New life to conventional breeding

Hambraeus notes that plant breeding is one of the most critical means by which agriculture can meet the nutritional needs of our growing population without exhausting the planet. To successfully convert ideas to impact, however, a range of trait development technologies will be needed.

The Traitomic team believes there conventional breeding technologies and classic screenings have a critical place in plant breeding. 

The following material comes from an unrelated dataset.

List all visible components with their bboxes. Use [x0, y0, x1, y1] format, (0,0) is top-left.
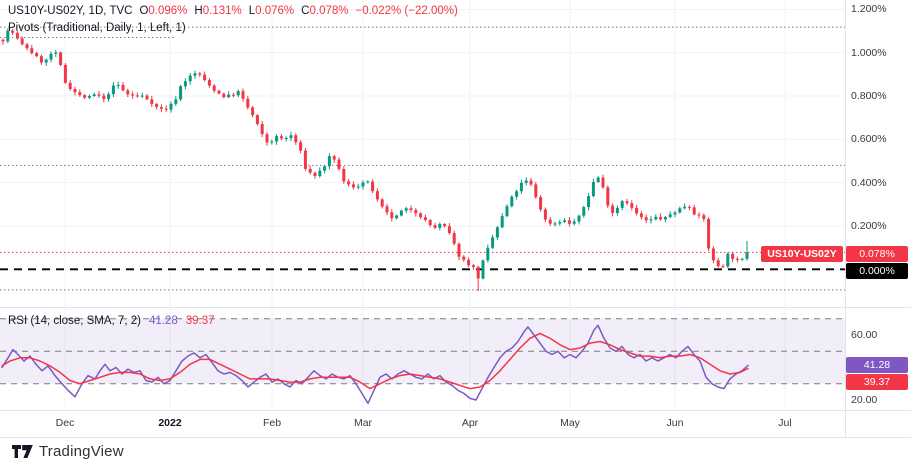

“Gene editing has been on everyone’s lips even before Jennifer Doudna and Emmanuelle Charpentier were awarded the Noble prize for their breakthrough research on CRISPR technology in 2020, but broad implementation of the technique may not be as straightforward as sometimes wished,” Hambraeus says. “A 2023 review by Teodoro Cardi et al. in ‘Trends in Plant Science’ concludes that there are still many bottlenecks and challenges with the CRISPR/Cas system in plants, which slow down the commercial impact of genome editing in breeding.”

Technological challenges aren’t the only challenges to new breeding techniques. Some consumer groups remain resistant to gene-edited food, and the European Union has not yet agreed on how to manage these modern trait development technologies.

Hambraeus says that while these technologies are particularly attractive for crops grown in geopolitical areas with restrictive GMO legislation, they also are the best — and sometimes the only — breeding option for certain breeding projects (for example, for plants in which transformation protocols are not available). 

As Wallace Cowling, a plant breeder at the University of Western Australia, recently stated in the journal Science, “FIND-IT is a brilliant example of how modern technology can improve outcomes from plant breeding without the need for genetic modification.”